CUBS: Former National League MVP Cody Bellinger and the Cubs agreed to a $17.5 million, one-year contract, a person familiar with the negotiations told The Associated Press.

Bellinger, the 2019 NL MVP, was cut by the Dodgers on Nov. 18 after the 27-year-old outfielder hit .210 with 19 homers, 150 strikeouts and a .654 OPS in 144 games.

“Got a track record of a lot of success and dynamic defense,” Cubs Manager David Ross said. “I remember when he first got in the league at first base, smooth hands, dynamic center fielder, great outfielder. Hadn’t had the success he had early on, but definitely a lot of potential for a great player.”

Bellinger figures to play center for the Cubs. He had a $17 million contract this season and likely would have received a slight raise in arbitration.


GUARDIANS: Cleveland and slugging first baseman Josh Bell agreed to a $33 million, two-year contract, according to a person familiar with the negotiations.

Bell played for Washington and San Diego last season, batting .266 with 17 homers and 71 RBI in 156 games.

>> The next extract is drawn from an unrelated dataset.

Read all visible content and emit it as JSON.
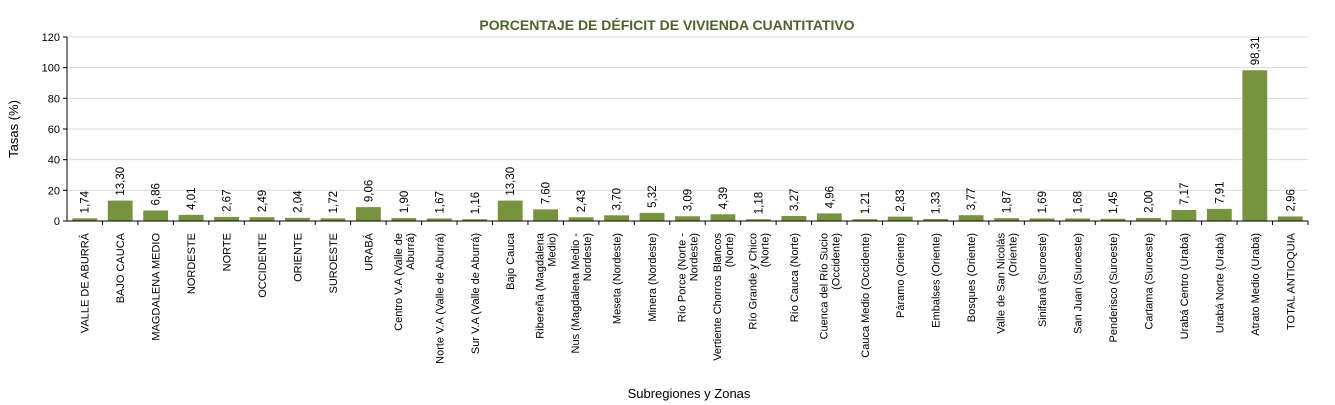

Cleveland is coming off a surprising 2022 season, going 92-70 and winning the AL Central for the first time since 2018. The addition of Bell gives the Guardians more power for their lineup after they hit just 127 homers.

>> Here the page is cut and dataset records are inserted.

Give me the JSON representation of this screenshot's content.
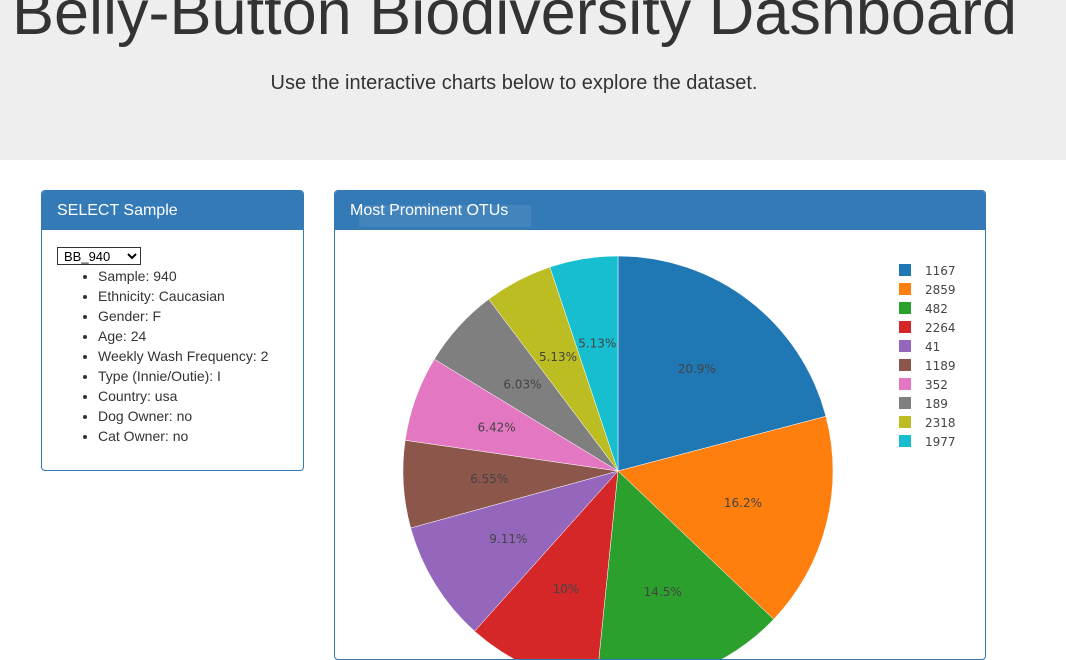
{
  "header": {
    "title": "Belly-Button Biodiversity Dashboard",
    "subtitle": "Use the interactive charts below to explore the dataset."
  },
  "select_panel": {
    "title": "SELECT Sample",
    "selected_sample": "BB_940",
    "metadata": [
      "Sample: 940",
      "Ethnicity: Caucasian",
      "Gender: F",
      "Age: 24",
      "Weekly Wash Frequency: 2",
      "Type (Innie/Outie): I",
      "Country: usa",
      "Dog Owner: no",
      "Cat Owner: no"
    ]
  },
  "chart_panel": {
    "title": "Most Prominent OTUs"
  },
  "chart_data": {
    "type": "pie",
    "title": "Most Prominent OTUs",
    "labels": [
      "1167",
      "2859",
      "482",
      "2264",
      "41",
      "1189",
      "352",
      "189",
      "2318",
      "1977"
    ],
    "values": [
      20.9,
      16.2,
      14.5,
      10.0,
      9.11,
      6.55,
      6.42,
      6.03,
      5.13,
      5.13
    ],
    "value_labels": [
      "20.9%",
      "16.2%",
      "14.5%",
      "10%",
      "9.11%",
      "6.55%",
      "6.42%",
      "6.03%",
      "5.13%",
      "5.13%"
    ],
    "colors": [
      "#1f77b4",
      "#ff7f0e",
      "#2ca02c",
      "#d62728",
      "#9467bd",
      "#8c564b",
      "#e377c2",
      "#7f7f7f",
      "#bcbd22",
      "#17becf"
    ],
    "direction": "clockwise",
    "legend_position": "top-right"
  }
}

ORIOLES: Right-hander Kyle Gibson and Baltimore finalized a $10 million, one-year contract.

The 35-year-old would receive a $150,000 assignment bonus if traded, payable by the receiving team. He also can earn a $25,000 bonus if he is elected or selected for the All-Star team. Gibson was an All-Star in 2021.

ATHLETICS: The Oakland Athletics will have their relocation fee waived if they decide to move to Las Vegas, and MLB Commissioner Rob Manfred says 2023 is a big year when it comes to the future of the franchise.


Speaking at baseball’s winter meetings in San Diego, Manfred also said the Los Angeles Angels are hoping to have their sale resolved by Opening Day. He had no update on the sale process for the Washington Nationals.

The A’s have played at the Coliseum since 1968 and their lease expires after the 2024 season. After withdrawing plans for ballparks in Fremont and San Jose, the team announced in November 2018 it had found a waterfront location for a new ballpark at Howard Terminal, close to the Jack London Square neighborhood.

But the city of Oakland missed a key October deadline for finalizing an agreement with the A’s on the $12 billion project. The A’s have also been exploring a move to Las Vegas.

“We’re past any reasonable timeline for the situation in Oakland to be resolved,” Manfred said.

GIANTS: Mitch Haniger got a $43.5 million, three-year deal with San Francisco.

Haniger, 31, dipped to 11 home runs and 34 RBI in 57 games for Seattle last season, a year after he had 39 homers and 100 RBI for the Mariners.


RANGERS: Andrew Heaney agreed to a $25 million, two-year deal with the Texas Rangers.

JAPAN: Outfielder Masataka Yoshida will be able to negotiate with Major League Baseball teams starting Wednesday under the posting system with the Japanese big leagues.

A member of Japan’s Olympic team last year, Yoshida will be posted at 8 a.m. Wednesday and MLB teams have until 5 p.m. on Jan. 20 to reach an agreement, the commissioner’s office said.

The 29-year-old hit .335 with 21 homers and 88 RBI in 119 games this year for the Orix Buffaloes of Japan’s Pacific League. A left-handed batter, he has a .327 average with 133 homers and 467 RBI over seven seasons in the Japanese majors.

Yoshida hit .350 with two RBI as Japan won last year’s Olympic gold medal.